As a pastor, I have often found the image of a comet to be a helpful framework for thinking through and reflecting on the various levels of participation in church life that one sees among the people connected to any given local church, from Christmas-and-Easter Christians, on the one hand, to fully devoted day-in-and-day-out disciples on the other.
In case you've never seen one before, let me explain. A comet is a beautiful moving object in the night sky with three basic parts: the nucleus, the coma and the tail. The "coma" is a glowing cloud around the nucleus, that the nucleus creates as it moves through space, and the "tail" is the luminescent stream of gases that the nucleus leaves behind it on its journey. What's important to note, for our purposes, is that it's the movement of the comet’s nucleus which creates the coma and the tail, and makes it shine so brightly.
Here’s a diagram:
Let me point out the parallels here, for starters. The local church is like this in that ideally it, too, is moving—that is, it is on mission for Jesus and going from point A to point B, spiritually speaking, in the process. A stationary or stagnant church, obviously, doesn’t ‘shine’ any more than a stationary comet would. And, like a comet, it is made up of a solid core nucleus, namely, serious disciples who are genuinely committed to living out their faith in the context of day-in-and-day-out community. Without that nucleus, you've got no comet.
But here's where it gets interesting. Because around that nucleus of disciples there's going to be a glowing “coma”—that is to say, a bunch of folks who are Christian and committed to Jesus (so they’re glowing) but they aren’t “all in” in terms of their commitment to this local congregation (i.e. they’re not part of the nucleus). They are attracted to the ministry and life of the community, they participate in it on a more superficial level. They are, more or less, moving with the congregation, but they haven’t yet made a deep commitment.

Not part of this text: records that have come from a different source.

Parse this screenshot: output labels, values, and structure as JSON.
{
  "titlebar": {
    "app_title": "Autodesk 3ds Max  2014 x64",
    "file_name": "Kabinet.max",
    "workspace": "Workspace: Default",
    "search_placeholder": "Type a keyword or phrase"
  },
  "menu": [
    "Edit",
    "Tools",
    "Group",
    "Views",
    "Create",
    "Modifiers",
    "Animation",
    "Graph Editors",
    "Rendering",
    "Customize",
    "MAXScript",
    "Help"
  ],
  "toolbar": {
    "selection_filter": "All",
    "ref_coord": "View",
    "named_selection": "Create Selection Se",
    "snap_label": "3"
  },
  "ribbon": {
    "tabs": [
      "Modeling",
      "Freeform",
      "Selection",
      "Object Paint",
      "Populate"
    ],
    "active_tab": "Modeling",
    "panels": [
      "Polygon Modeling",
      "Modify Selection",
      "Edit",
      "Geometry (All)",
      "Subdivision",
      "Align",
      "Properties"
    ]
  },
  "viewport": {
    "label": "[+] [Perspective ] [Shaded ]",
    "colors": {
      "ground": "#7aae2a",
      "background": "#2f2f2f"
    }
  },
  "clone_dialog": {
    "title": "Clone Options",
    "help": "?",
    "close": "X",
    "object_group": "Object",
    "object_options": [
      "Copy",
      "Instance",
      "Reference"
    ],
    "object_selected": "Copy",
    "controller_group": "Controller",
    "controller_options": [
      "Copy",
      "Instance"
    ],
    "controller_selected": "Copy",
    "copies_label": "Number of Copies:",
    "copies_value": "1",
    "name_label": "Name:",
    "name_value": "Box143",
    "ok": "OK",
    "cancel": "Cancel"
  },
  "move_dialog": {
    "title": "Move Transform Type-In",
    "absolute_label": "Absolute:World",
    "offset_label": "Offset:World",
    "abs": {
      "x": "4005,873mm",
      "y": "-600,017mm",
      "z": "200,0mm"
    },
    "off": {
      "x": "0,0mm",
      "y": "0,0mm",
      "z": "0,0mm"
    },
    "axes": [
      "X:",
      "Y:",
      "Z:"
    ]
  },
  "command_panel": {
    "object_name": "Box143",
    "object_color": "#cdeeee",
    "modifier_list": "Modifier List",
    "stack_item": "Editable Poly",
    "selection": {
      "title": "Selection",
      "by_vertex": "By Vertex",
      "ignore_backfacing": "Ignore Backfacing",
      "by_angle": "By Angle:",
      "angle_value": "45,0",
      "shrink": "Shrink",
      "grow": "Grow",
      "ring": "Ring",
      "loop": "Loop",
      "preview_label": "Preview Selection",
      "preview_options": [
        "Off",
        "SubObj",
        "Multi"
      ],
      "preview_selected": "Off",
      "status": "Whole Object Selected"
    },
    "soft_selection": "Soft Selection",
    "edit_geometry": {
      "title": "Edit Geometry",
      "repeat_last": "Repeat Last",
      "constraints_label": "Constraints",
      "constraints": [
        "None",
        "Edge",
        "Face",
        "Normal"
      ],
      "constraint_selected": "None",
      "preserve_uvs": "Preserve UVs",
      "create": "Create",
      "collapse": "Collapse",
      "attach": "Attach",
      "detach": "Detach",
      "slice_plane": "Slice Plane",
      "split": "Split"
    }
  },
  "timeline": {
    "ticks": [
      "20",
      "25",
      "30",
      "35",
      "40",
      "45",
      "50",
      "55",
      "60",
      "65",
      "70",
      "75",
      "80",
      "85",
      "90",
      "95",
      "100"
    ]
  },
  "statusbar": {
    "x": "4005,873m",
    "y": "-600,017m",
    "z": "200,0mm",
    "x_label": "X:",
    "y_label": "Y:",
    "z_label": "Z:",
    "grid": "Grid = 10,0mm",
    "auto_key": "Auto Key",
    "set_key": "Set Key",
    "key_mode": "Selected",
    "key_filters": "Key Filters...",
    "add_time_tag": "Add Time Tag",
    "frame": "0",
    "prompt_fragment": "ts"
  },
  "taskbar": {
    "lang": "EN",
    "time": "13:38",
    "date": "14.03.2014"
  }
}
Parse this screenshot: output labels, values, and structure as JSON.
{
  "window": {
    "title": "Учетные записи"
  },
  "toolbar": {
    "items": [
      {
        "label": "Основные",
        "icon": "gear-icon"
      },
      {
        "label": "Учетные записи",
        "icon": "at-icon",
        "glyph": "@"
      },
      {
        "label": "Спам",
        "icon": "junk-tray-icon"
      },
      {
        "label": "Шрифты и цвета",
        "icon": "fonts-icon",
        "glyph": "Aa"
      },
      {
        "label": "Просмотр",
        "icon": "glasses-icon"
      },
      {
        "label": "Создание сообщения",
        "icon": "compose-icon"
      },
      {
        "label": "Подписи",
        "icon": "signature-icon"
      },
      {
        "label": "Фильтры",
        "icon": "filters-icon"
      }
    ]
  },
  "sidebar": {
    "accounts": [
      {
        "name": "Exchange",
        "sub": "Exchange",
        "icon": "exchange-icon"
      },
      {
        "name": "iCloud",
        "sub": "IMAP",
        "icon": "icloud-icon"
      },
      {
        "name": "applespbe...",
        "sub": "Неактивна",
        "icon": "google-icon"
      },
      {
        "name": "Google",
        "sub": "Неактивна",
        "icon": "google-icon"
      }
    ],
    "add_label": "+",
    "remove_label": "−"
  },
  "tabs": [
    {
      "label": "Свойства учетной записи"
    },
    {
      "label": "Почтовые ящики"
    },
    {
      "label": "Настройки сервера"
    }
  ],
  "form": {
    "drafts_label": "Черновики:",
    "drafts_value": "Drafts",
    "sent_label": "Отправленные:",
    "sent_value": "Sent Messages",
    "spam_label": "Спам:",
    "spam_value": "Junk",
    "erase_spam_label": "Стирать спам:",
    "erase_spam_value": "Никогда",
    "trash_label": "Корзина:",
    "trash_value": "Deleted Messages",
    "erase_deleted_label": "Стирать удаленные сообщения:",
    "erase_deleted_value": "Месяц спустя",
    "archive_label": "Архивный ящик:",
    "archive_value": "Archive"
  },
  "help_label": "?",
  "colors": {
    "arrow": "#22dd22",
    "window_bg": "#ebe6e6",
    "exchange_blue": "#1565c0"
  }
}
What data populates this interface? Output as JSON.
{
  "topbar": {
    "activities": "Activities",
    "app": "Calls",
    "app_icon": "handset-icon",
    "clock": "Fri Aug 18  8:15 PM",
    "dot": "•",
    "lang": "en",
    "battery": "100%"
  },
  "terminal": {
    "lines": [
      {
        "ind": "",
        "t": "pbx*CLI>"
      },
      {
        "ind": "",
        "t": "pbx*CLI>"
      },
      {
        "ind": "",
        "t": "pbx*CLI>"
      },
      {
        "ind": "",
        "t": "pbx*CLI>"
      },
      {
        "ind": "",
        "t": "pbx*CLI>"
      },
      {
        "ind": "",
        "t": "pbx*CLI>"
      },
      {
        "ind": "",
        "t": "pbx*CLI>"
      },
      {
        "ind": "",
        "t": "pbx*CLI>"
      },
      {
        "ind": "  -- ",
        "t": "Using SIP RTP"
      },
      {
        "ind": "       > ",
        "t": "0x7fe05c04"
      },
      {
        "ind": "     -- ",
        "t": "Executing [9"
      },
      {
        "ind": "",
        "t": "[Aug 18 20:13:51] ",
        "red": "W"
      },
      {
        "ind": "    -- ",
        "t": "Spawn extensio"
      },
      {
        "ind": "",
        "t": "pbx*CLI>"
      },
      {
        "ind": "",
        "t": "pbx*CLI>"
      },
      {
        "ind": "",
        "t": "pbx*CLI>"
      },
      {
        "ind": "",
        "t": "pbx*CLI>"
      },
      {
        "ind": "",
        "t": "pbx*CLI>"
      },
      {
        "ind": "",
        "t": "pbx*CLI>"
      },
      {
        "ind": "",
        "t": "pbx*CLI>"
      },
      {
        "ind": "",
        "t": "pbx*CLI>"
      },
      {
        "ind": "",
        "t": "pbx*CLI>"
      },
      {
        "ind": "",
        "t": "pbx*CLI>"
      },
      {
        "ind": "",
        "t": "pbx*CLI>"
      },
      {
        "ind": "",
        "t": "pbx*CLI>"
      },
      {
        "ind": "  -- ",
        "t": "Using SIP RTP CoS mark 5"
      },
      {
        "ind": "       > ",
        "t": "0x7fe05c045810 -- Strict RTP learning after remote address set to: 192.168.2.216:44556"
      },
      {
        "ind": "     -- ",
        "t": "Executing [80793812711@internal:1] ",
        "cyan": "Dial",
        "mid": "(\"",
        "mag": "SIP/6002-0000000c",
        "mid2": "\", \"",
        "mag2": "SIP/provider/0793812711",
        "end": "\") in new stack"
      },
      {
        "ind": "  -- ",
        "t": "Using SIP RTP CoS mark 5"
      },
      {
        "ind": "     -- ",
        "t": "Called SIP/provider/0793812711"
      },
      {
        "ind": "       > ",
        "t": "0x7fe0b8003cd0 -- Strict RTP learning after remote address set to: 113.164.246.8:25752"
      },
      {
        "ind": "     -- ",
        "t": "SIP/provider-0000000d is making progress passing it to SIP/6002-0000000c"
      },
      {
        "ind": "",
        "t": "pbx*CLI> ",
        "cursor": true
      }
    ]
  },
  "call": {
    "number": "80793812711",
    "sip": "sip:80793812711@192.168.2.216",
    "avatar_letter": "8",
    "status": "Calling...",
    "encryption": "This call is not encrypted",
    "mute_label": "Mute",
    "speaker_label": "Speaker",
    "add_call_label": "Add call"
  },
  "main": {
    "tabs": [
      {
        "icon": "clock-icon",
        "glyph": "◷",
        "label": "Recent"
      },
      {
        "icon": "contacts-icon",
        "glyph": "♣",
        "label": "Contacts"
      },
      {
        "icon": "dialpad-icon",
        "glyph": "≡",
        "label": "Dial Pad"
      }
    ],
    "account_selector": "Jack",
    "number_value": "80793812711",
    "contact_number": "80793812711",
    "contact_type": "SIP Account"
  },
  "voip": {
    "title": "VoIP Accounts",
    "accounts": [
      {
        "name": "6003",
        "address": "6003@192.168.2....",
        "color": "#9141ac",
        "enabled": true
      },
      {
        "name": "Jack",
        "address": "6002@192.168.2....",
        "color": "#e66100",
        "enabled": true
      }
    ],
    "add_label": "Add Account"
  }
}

Then there are folks who are in “the tail”—that is, they are Christmas-and-Easter types, maybe, or perhaps they are they are the spouse of a member of the church. It could be that they were once involved but in various ways have dropped off. They may not even be Christians, but they still have a residual “glow,” because they were or are in contact with the nucleus. However, they’re not really “moving with” the nucleus (or if they are, they’re moving much more slowly). Every church community, whether they realize it or not, has a "tail" like this.
Like I say, as a pastor, I find this a helpful image for thinking about church life. Ideally, my work as a pastor helps people in the tail move up into the coma, and people in the coma move up into the nucleus. When people in the nucleus break off into the coma, I do what I can to keep them from dropping into the tail. I sometimes find it helpful, even, in pastoral work, to ask myself "where in the comet" is this person, and then shape my pastoral response accordingly.
So it's a useful visual, to be sure.
But, here’s the reason I find the comet analogy especially helpful: because for the comet to be a comet (and for it to shine brightly in the night sky) it actually needs the coma and the tail along with the nucleus.
Every local church needs all three.
Of course, you can’t have a tail and a coma without a nucleus, anymore than you can have a church without a core of serious, committed disciples who are moving in the direction of Jesus. However, that nucleus won’t “glow” unless it has a coma and a tail—just like the church won’t “glow” if it doesn’t have an aura of seekers, neighbours, Christians who are not quite “there” yet, etc.—people who are participating in the community at various levels of commitment, but they haven’t made a covenant or membership commitment to this local church.
Sometimes church leaders can be tempted to despair over the "commitment level" of people in their community (and to be sure, the ideal movement is always "up into the nucleus" through deeper commitment and fuller devotion to Jesus), but the thing to understand is that a church without any loosely-committed adherents is like a comet without a coma or a tail. And just to beat the analogy to death: the movement of the nucleus actually creates a coma/tail; it's inevitable, even, dare I say, desirable. In the same way, the mission of the church’s core will create a coma and a tail of people who are more-or-less moving with the church but not quite “all in.”
It's inevitable. Even desirable. Because a church that doesn’t have this happening, is probably not moving that much on mission, and probably isn't, actually, shining too brightly for Jesus.